Diversification at Work

From the Trading Desk at Stipelis

The NAV Report – Insights from a Commodity Trading Advisor and Futures Trader

Subject: Managed Futures and Diversification in Action

November 21, 2025

In today’s complex financial landscape, diversification remains a cornerstone of sound investment strategies. For investors seeking to enhance their portfolios, managed futures offer a unique advantage—uncorrelated returns, robust risk mitigation, and a hedge against market downturns. As we assess the current state of the markets, it’s clear that Commodity Trading Advisors (CTAs) play an indispensable role in ensuring balanced exposure to various asset classes, helping investors manage risks, and providing opportunities for growth even in uncertain times.

At Stipelis, we take pride in our systematic approach to trading, focusing on the performance of our managed futures program. Our goal is to provide transparency and insightful commentary on the performance of our trades and how they contribute to overall portfolio resilience. In this edition of our NAV Report, we take a closer look at recent market movements and explain why CTAs are essential in helping investors weather volatility, rising rates, and inflation.

The Current Market Environment: A Snapshot

Recent market trends demonstrate the ongoing volatility that investors face across equities, commodities, and bonds.
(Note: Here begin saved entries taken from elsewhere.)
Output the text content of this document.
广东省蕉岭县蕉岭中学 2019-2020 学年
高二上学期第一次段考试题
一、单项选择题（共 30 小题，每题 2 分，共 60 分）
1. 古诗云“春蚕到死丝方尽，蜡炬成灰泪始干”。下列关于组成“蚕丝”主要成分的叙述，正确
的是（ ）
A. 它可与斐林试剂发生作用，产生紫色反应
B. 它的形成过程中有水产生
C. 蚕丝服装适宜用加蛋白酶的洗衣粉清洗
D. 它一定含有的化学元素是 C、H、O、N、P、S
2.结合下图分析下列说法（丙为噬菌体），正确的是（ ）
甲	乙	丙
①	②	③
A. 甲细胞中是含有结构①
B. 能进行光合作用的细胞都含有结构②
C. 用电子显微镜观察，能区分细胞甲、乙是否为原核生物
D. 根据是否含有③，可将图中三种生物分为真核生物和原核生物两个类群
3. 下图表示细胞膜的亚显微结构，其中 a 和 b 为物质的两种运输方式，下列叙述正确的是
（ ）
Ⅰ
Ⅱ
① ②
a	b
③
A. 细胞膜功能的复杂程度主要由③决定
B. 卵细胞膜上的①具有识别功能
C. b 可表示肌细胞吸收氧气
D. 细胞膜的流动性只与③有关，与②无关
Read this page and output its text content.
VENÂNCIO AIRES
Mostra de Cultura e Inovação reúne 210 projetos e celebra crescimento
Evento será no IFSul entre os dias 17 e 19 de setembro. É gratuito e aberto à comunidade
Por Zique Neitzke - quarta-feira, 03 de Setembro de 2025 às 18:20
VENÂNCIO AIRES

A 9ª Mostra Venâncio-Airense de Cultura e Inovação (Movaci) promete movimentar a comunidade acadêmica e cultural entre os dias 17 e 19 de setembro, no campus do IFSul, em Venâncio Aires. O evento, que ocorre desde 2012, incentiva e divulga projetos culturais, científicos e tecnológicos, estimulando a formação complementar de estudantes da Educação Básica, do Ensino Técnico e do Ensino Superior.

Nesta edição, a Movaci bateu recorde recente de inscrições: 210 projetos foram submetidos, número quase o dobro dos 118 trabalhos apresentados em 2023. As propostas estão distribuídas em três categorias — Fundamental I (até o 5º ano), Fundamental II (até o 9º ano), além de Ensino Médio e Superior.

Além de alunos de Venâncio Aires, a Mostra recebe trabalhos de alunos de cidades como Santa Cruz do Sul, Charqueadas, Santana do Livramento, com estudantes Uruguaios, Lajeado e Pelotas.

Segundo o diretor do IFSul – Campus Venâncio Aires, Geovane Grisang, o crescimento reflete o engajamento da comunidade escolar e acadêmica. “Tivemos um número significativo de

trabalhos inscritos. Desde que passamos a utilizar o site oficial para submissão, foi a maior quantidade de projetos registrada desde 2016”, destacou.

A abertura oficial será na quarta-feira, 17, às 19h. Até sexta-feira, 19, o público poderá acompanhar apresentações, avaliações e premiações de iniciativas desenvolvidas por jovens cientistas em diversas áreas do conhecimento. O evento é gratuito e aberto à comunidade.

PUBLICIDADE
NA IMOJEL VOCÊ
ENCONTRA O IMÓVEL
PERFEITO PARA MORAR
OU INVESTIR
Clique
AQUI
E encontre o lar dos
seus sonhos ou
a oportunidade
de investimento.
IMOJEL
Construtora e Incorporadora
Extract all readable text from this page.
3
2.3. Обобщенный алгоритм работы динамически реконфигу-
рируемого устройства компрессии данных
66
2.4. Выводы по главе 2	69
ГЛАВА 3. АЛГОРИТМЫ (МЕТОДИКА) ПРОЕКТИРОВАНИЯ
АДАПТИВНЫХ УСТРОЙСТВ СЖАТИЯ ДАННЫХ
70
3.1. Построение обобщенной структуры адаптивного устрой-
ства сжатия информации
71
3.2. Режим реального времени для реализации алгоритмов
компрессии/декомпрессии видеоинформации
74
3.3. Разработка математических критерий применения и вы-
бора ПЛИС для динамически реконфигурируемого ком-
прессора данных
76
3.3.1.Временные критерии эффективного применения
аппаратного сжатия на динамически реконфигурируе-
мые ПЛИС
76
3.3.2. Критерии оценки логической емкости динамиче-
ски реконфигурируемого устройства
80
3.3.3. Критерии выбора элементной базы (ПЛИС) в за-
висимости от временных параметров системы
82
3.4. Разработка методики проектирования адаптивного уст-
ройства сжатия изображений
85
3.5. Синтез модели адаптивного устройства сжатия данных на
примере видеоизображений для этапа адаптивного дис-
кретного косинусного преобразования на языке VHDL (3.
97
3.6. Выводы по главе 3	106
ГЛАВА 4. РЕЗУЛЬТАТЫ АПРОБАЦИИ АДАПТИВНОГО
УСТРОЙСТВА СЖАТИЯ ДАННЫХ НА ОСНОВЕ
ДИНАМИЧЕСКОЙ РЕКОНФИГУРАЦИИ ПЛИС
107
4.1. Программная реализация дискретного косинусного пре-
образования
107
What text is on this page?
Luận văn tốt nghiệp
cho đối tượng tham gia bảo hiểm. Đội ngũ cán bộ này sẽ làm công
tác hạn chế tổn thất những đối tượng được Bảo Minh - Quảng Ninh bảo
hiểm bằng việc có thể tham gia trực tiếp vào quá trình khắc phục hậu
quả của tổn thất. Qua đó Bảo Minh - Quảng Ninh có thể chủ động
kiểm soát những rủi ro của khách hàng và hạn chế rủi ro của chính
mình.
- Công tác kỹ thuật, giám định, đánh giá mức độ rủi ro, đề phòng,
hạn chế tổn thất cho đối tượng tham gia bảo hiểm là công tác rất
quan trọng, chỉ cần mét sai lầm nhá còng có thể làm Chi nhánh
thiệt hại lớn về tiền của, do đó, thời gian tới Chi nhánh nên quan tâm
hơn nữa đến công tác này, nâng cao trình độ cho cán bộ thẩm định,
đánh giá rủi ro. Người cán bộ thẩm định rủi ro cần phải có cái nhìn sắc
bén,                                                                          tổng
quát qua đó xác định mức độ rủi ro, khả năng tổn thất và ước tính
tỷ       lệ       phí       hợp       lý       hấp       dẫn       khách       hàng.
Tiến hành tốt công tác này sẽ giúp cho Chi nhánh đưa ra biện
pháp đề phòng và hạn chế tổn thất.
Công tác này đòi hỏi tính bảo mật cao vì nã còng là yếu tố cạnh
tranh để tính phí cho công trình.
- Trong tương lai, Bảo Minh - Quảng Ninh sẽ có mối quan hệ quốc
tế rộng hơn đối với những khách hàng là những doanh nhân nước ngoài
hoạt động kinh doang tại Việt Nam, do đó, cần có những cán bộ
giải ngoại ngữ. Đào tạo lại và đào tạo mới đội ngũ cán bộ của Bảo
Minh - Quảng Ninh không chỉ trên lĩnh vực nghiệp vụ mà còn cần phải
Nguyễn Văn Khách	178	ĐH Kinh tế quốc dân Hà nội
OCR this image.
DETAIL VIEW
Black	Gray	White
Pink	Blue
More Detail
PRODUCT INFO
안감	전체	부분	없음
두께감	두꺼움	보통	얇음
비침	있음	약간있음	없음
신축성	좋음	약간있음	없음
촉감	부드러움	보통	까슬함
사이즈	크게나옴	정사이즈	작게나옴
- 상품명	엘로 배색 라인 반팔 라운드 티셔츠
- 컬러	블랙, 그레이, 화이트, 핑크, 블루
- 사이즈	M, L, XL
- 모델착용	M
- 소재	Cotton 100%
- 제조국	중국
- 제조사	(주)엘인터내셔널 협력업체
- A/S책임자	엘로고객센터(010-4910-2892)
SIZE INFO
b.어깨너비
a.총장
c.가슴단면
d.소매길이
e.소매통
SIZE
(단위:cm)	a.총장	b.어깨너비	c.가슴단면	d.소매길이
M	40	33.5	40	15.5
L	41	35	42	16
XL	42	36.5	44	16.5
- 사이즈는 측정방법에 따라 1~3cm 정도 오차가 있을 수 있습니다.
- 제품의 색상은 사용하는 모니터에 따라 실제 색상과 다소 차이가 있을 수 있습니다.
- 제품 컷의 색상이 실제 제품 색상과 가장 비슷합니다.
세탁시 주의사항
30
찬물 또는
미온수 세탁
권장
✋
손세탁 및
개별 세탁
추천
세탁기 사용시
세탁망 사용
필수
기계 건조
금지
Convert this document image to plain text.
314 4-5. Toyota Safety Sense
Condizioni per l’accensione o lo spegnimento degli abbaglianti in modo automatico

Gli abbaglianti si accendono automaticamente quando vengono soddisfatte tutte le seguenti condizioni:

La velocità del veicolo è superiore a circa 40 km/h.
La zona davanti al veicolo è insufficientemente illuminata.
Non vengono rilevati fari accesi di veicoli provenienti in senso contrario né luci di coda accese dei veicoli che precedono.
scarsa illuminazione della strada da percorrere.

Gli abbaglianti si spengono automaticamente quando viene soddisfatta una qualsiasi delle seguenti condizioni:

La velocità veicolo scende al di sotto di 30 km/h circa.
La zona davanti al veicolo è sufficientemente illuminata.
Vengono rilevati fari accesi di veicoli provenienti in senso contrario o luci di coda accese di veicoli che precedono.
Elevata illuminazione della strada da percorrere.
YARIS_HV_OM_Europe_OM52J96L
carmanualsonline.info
On November 20th, 2025, the VIX surged by over 11%, signaling growing market uncertainty. As equity indices like the Nasdaq 100 and Russell 2000 Futures saw significant declines, traditional investments in stocks and bonds appeared vulnerable. However, in such environments, managed futures, driven by CTAs, often thrive by profiting from both rising and falling markets.

While the S&P 500 futures and Dow Jones Futures showed a drop in value, we saw notable strength in commodities like gold and natural gas, which benefited from shifts in market sentiment. These market fluctuations underline the critical need for uncorrelated assets in an investment strategy. CTAs capitalize on these price movements through systematic trading strategies, which are designed to exploit market trends without being tied to the overall direction of traditional asset classes.

The Role of CTAs in Diversified Portfolios

Managed futures programs are designed to reduce portfolio volatility and enhance returns by trading futures contracts across multiple asset classes, including equities, commodities, and bonds. CTAs are adept at identifying trends across these markets, executing trades that take advantage of price movements whether markets are rising or falling.

For example, in a period of rising interest rates or inflation, traditional assets like bonds and stocks may underperform due to tighter financial conditions. However, managed futures strategies can often benefit from these shifts, especially in commodity markets like gold and energy, where CTAs can generate positive returns in challenging macroeconomic conditions.

By allocating to managed futures, investors are not only seeking to profit from market trends but also protecting their portfolios from the risks posed by inflation, rising rates, and equity market crashes. This diversification is a powerful tool for risk mitigation, ensuring that portfolio returns are not dependent on a single asset class or economic condition.

Systematic Trading: Predictable Risk Management

At Stipelis, our systematic approach to trading sets us apart. By utilizing data-driven models, we execute trades based on market signals rather than gut instincts or speculative behavior. This method provides consistency in both bull and bear markets. As of November 21st, 2025, key markets like the 10-year Treasury Note and the VIX reflect typical market turbulence. However, our strategies are designed to perform across these conditions, ensuring that our clients are not exposed to the same risks as those invested purely in equities or bonds.

Looking at recent performance metrics, we see that even during challenging months, the diversification benefits of managed futures help offset losses in traditional sectors. For instance, while the S&P 500 has experienced a decline of over 2% over the last month, managed futures have been able to provide positive performance in commodities such as metals and energy.

Building Investor Confidence: A Long-Term Approach

The ultimate goal of managed futures is not just to achieve short-term gains but to build investor confidence through consistent performance and risk mitigation. Over the years, CTAs have demonstrated the ability to manage market shocks effectively, making them a crucial part of a diversified portfolio. By offering uncorrelated returns, CTAs help smooth out the ride for investors, allowing them to focus on long-term growth without the anxiety of market volatility.

In conclusion, managed futures, driven by experienced CTAs, are a powerful tool for both diversification and risk mitigation. As we continue to monitor the evolving market conditions, Stipelis remains committed to delivering robust risk-adjusted returns, providing our clients with confidence in navigating even the most uncertain economic landscapes.

Stephen Coleman

Stipelis Global Trading LLC

Stipelis Global Trading LLC is registered with the Commodity Futures Trading Commission and is a member of the National Futures Association. Member ID 0474441

THE RISK OF LOSS IN TRADING COMMODITY INTERESTS CAN BE SUBSTANTIAL. YOU SHOULD THEREFORE CAREFULLY CONSIDER WHETHER SUCH TRADING IS SUITABLE FOR YOU IN LIGHT OF YOUR FINANCIAL CONDITION.